Anne Boleyn: The Tragic Story of Henry VIII's Most Notorious Wife by Norah Lofts

Anne Boleyn: The Tragic Story of Henry VIII's Most Notorious Wife by Norah Lofts

Author:Norah Lofts [Lofts, Norah]
Language: eng
Format: epub
Tags: History, England/Great Britain, Royalty, Biography & Autobiography, 16th Century, Nonfiction, France
ISBN: 978-1445610382
Publisher: Amberley Publishing
Published: 2012-12-01T05:00:00+00:00


8

The Act of Supremacy

If a lion knew his strength it were hard for any Man to rule him.

Sir Thomas More

That summer Anne did not accompany Henry on his Progress, and he contented himself by making short hunting trips, never away for long, never going far from Greenwich where Anne was awaiting the birth. He did his best to protect her from anything likely to disturb her peace of mind, yet things calculated to upset her had a way of drifting through.

She heard, for instance, of the scenes which took place when Katharine was moved from Ampthill to Buckden. The enthusiasm of the crowd had not waned. All along the route women stood weeping and men shouted, ‘God save the Queen’, asked how they could serve her and pronounced themselves willing to die for her. Mary moved from one manor to another at about the same time and was everywhere met by the same demonstrations of loyalty and affection.

About this, Henry could take action. He published an edict; it was henceforth a capital offence to address or refer to Katharine as Queen.
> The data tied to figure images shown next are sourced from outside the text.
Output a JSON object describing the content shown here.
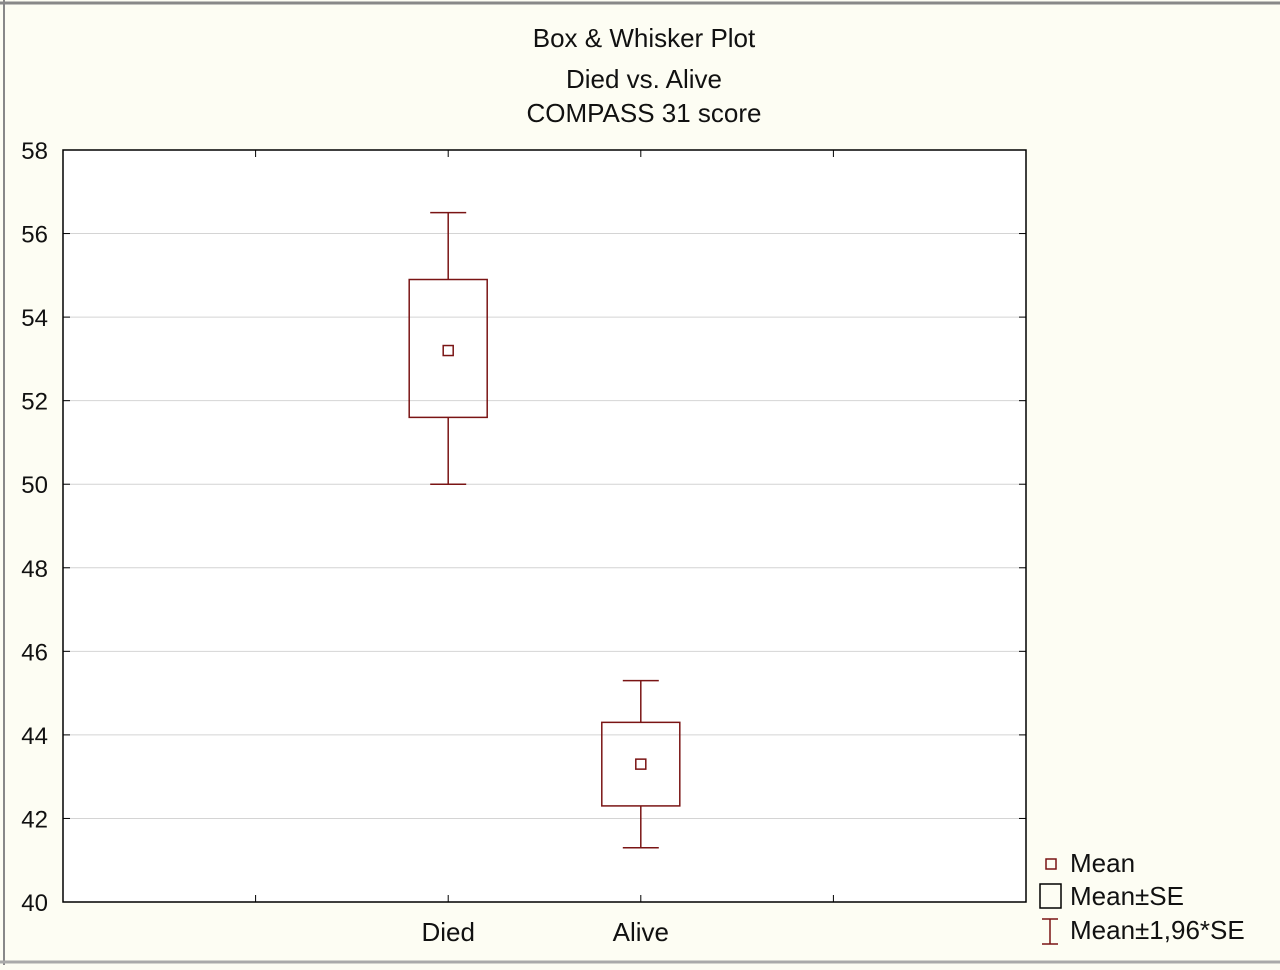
{
  "chart_data": {
    "type": "box",
    "title_lines": [
      "Box & Whisker Plot",
      "Died vs. Alive",
      "COMPASS 31 score"
    ],
    "categories": [
      "Died",
      "Alive"
    ],
    "groups": [
      {
        "name": "Died",
        "mean": 53.2,
        "se_low": 51.6,
        "se_high": 54.9,
        "ci_low": 50.0,
        "ci_high": 56.5
      },
      {
        "name": "Alive",
        "mean": 43.3,
        "se_low": 42.3,
        "se_high": 44.3,
        "ci_low": 41.3,
        "ci_high": 45.3
      }
    ],
    "ylim": [
      40,
      58
    ],
    "yticks": [
      40,
      42,
      44,
      46,
      48,
      50,
      52,
      54,
      56,
      58
    ],
    "grid": true,
    "legend": {
      "position": "bottom-right",
      "entries": [
        "Mean",
        "Mean±SE",
        "Mean±1,96*SE"
      ]
    },
    "colors": {
      "series": "#7a1414",
      "grid": "#d4d4d4",
      "background": "#fdfdf3",
      "plot_background": "#ffffff",
      "frame": "#000000"
    }
  }
}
Then the Hanseatic merchants added to their insult by bringing into the Thames an unusually large number of ships which fired a defiant salvo under the very walls of Greenwich Palace and inviting Chapuys to a magnificent banquet on board one of the vessels. This just after the Emperor himself had written to his Ambassador, telling him to be more tactful in his dealings with Henry and not to do or say anything to jeopardise the friendship between the Emperor and England. Charles was, in fact, prepared to be conciliatory so long as the Eastern borders of his Empire were threatened by the Turks; he wanted to avoid a war on two fronts. But while refusing to support the Pope in anything he might say and do by armed might, Charles did give advice. The Pope should settle, with no further delay, this long-drawn-out question of who was Queen of England.
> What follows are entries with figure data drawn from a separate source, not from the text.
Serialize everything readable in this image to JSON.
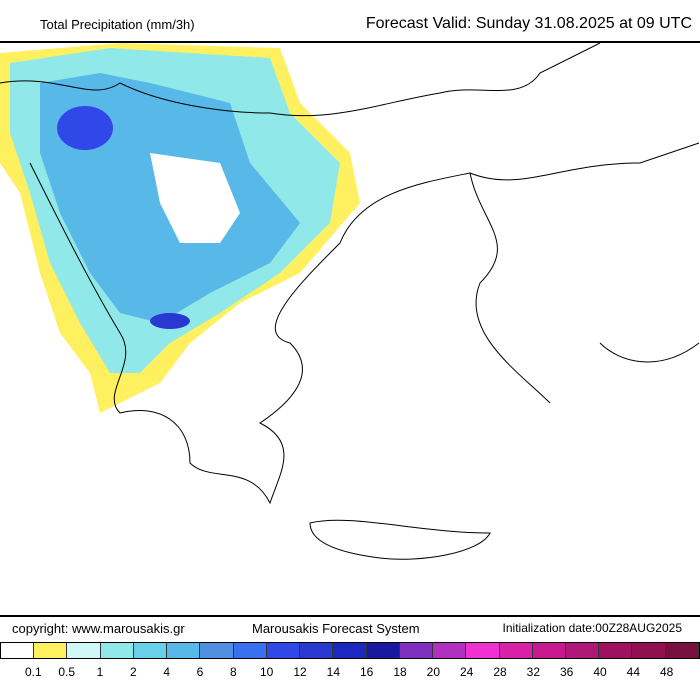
{
  "header": {
    "title": "Total Precipitation (mm/3h)",
    "valid": "Forecast Valid:  Sunday 31.08.2025 at 09 UTC"
  },
  "footer": {
    "copyright": "copyright: www.marousakis.gr",
    "system": "Marousakis Forecast System",
    "init": "Initialization date:00Z28AUG2025"
  },
  "legend": {
    "colors": [
      "#ffffff",
      "#fff060",
      "#d0f8f8",
      "#90e8e8",
      "#68d0e8",
      "#58b8e8",
      "#5090e0",
      "#3870f0",
      "#3048e8",
      "#2838d0",
      "#1c28c0",
      "#1818a0",
      "#8030c0",
      "#b030c0",
      "#f030d0",
      "#d820a8",
      "#c81890",
      "#b01878",
      "#a01060",
      "#901050",
      "#781040"
    ],
    "labels": [
      "0.1",
      "0.5",
      "1",
      "2",
      "4",
      "6",
      "8",
      "10",
      "12",
      "14",
      "16",
      "18",
      "20",
      "24",
      "28",
      "32",
      "36",
      "40",
      "44",
      "48"
    ]
  }
}
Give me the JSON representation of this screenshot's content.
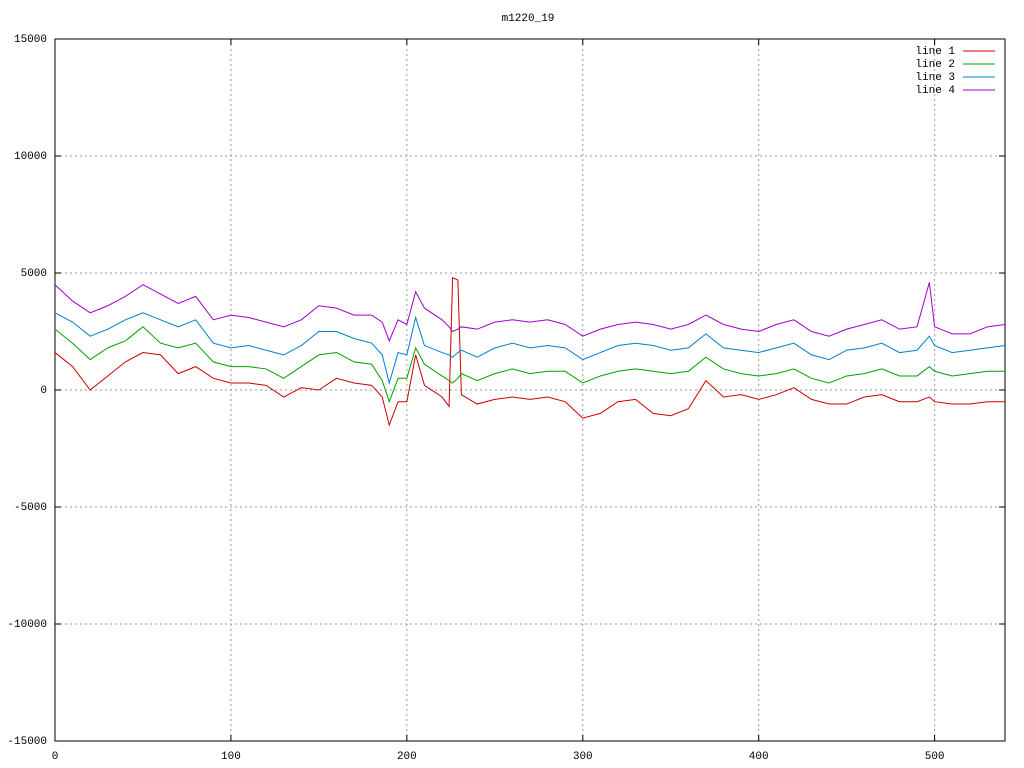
{
  "chart_data": {
    "type": "line",
    "title": "m1220_19",
    "x": [
      0,
      10,
      20,
      30,
      40,
      50,
      60,
      70,
      80,
      90,
      100,
      110,
      120,
      130,
      140,
      150,
      160,
      170,
      180,
      186,
      190,
      195,
      200,
      205,
      210,
      220,
      224,
      226,
      229,
      231,
      240,
      250,
      260,
      270,
      280,
      290,
      300,
      310,
      320,
      330,
      340,
      350,
      360,
      370,
      380,
      390,
      400,
      410,
      420,
      430,
      440,
      450,
      460,
      470,
      480,
      490,
      497,
      500,
      510,
      520,
      530,
      540
    ],
    "series": [
      {
        "name": "line 1",
        "color": "#cc0000",
        "values": [
          1600,
          1000,
          0,
          600,
          1200,
          1600,
          1500,
          700,
          1000,
          500,
          300,
          300,
          200,
          -300,
          100,
          0,
          500,
          300,
          200,
          -300,
          -1500,
          -500,
          -500,
          1500,
          200,
          -300,
          -700,
          4800,
          4700,
          -200,
          -600,
          -400,
          -300,
          -400,
          -300,
          -500,
          -1200,
          -1000,
          -500,
          -400,
          -1000,
          -1100,
          -800,
          400,
          -300,
          -200,
          -400,
          -200,
          100,
          -400,
          -600,
          -600,
          -300,
          -200,
          -500,
          -500,
          -300,
          -500,
          -600,
          -600,
          -500,
          -500
        ]
      },
      {
        "name": "line 2",
        "color": "#00a000",
        "values": [
          2600,
          2000,
          1300,
          1800,
          2100,
          2700,
          2000,
          1800,
          2000,
          1200,
          1000,
          1000,
          900,
          500,
          1000,
          1500,
          1600,
          1200,
          1100,
          400,
          -500,
          500,
          500,
          1800,
          1100,
          600,
          400,
          300,
          500,
          700,
          400,
          700,
          900,
          700,
          800,
          800,
          300,
          600,
          800,
          900,
          800,
          700,
          800,
          1400,
          900,
          700,
          600,
          700,
          900,
          500,
          300,
          600,
          700,
          900,
          600,
          600,
          1000,
          800,
          600,
          700,
          800,
          800
        ]
      },
      {
        "name": "line 3",
        "color": "#0080cc",
        "values": [
          3300,
          2900,
          2300,
          2600,
          3000,
          3300,
          3000,
          2700,
          3000,
          2000,
          1800,
          1900,
          1700,
          1500,
          1900,
          2500,
          2500,
          2200,
          2000,
          1500,
          300,
          1600,
          1500,
          3100,
          1900,
          1600,
          1500,
          1400,
          1600,
          1700,
          1400,
          1800,
          2000,
          1800,
          1900,
          1800,
          1300,
          1600,
          1900,
          2000,
          1900,
          1700,
          1800,
          2400,
          1800,
          1700,
          1600,
          1800,
          2000,
          1500,
          1300,
          1700,
          1800,
          2000,
          1600,
          1700,
          2300,
          1900,
          1600,
          1700,
          1800,
          1900
        ]
      },
      {
        "name": "line 4",
        "color": "#a000cc",
        "values": [
          4500,
          3800,
          3300,
          3600,
          4000,
          4500,
          4100,
          3700,
          4000,
          3000,
          3200,
          3100,
          2900,
          2700,
          3000,
          3600,
          3500,
          3200,
          3200,
          2900,
          2100,
          3000,
          2800,
          4200,
          3500,
          3000,
          2700,
          2500,
          2600,
          2700,
          2600,
          2900,
          3000,
          2900,
          3000,
          2800,
          2300,
          2600,
          2800,
          2900,
          2800,
          2600,
          2800,
          3200,
          2800,
          2600,
          2500,
          2800,
          3000,
          2500,
          2300,
          2600,
          2800,
          3000,
          2600,
          2700,
          4600,
          2700,
          2400,
          2400,
          2700,
          2800
        ]
      }
    ],
    "xlim": [
      0,
      540
    ],
    "xticks": [
      0,
      100,
      200,
      300,
      400,
      500
    ],
    "ylim": [
      -15000,
      15000
    ],
    "yticks": [
      -15000,
      -10000,
      -5000,
      0,
      5000,
      10000,
      15000
    ],
    "grid": true,
    "legend": "upper right"
  }
}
This Clement did in July, acting with the precipitance so often shown by the normally hesitant. He declared Henry’s marriage to Anne null and void and said that if Henry had not left Anne and taken Katharine back by the end of September, he would be excommunicated. Not being a simpleton, Clement must have known that Henry would not put away a woman due to be delivered of his child sometime in September and take back his ageing wife. And he must have known that without some backing from a monarch willing to take advantage of an excommunicated monarch’s plight, the threat had no teeth. It was a mere gesture.

Henry did his best to keep this bit of news from Anne and when he called his Privy Council and other advisers to meet him to discuss it, he chose Guildford as the place of meeting and told Anne that he was going to hunt at Windsor. But, of course, she was told; just as she was told something else. Henry had taken a mistress.